I've found a workaround.
1) Use the "Site-wide Error Handler" in CF Administrator (Server Settings, Settings, Site-wide Error Handler).
2) In the specified template, check against the IPs in the neo-debug XML file (\cfusion\lib\neo-debug.xml under the CF installation directory). (See the previous post and the CFWDDX call.)
3a) For IPs not in the neo-debug.xml file, show our generic error template.
3b) For IPs in the neo-debug.xml file, simply include the detail.cfm file ( \cfusion\wwwroot\WEB-INF\exception\detail.cfm under the CF installation directory).
If you change the "Enable Request Debugging Output" setting, make sure your custom template is still defined for the "Site-wide Error Handler".
In my testing, this achieves exactly what we want:
CFError still works as before and handling can be customized per site/application/whatever.

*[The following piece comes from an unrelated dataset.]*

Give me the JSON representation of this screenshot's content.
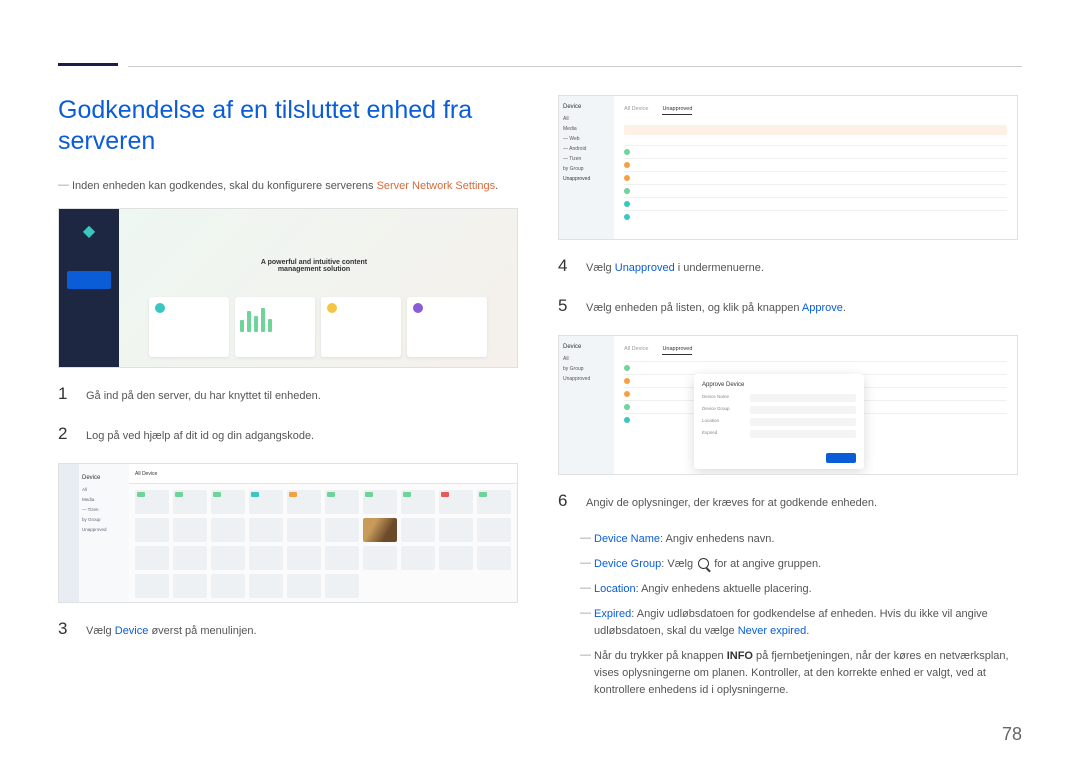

Errors that cause processing to halt before CFError is processed are handled by the "Site-wide Error Handler" template. Debugging IP Addresses we set in CF Administrator get redirected to the generic template with the info they expect. Everyone else gets a generic message.
For me, I either set the CFERROR immediately or I use the application onError event which seems to install almost immediately. The only time errors happen before my trap is installed is a strange syntax error in application.cfc and it can't compile or if the CF service does not execute for whatever reason. Now I have had issues with my error handler using application and/or session variable that did not exist - like my logging object. For this I've learned to wrap a last ditch try/catch around my error processing logic. Example (sorry for typos, this is more pseudo code):
<cfset variables.originalError=error />
<h1>We're Truly Hosed!</h1>
<cfdump label="Secondary Error" var="#cfcatch#" />
<cfdump label="Original Error" var="#variables.originalError#" />
Now I have had issues with my error handler using application and/or session variable that did not exist - like my logging object.
I've noticed that onError() doesn't always have access to variables set within onRequestStart() or onRequest(), so I just copied/pasted the variables being set from onRequestStart() and onRequest() into onError(). It's a bummer that I have to remember to update the ones in onError() if changed in onRequestStart() or onRequest(), but it works.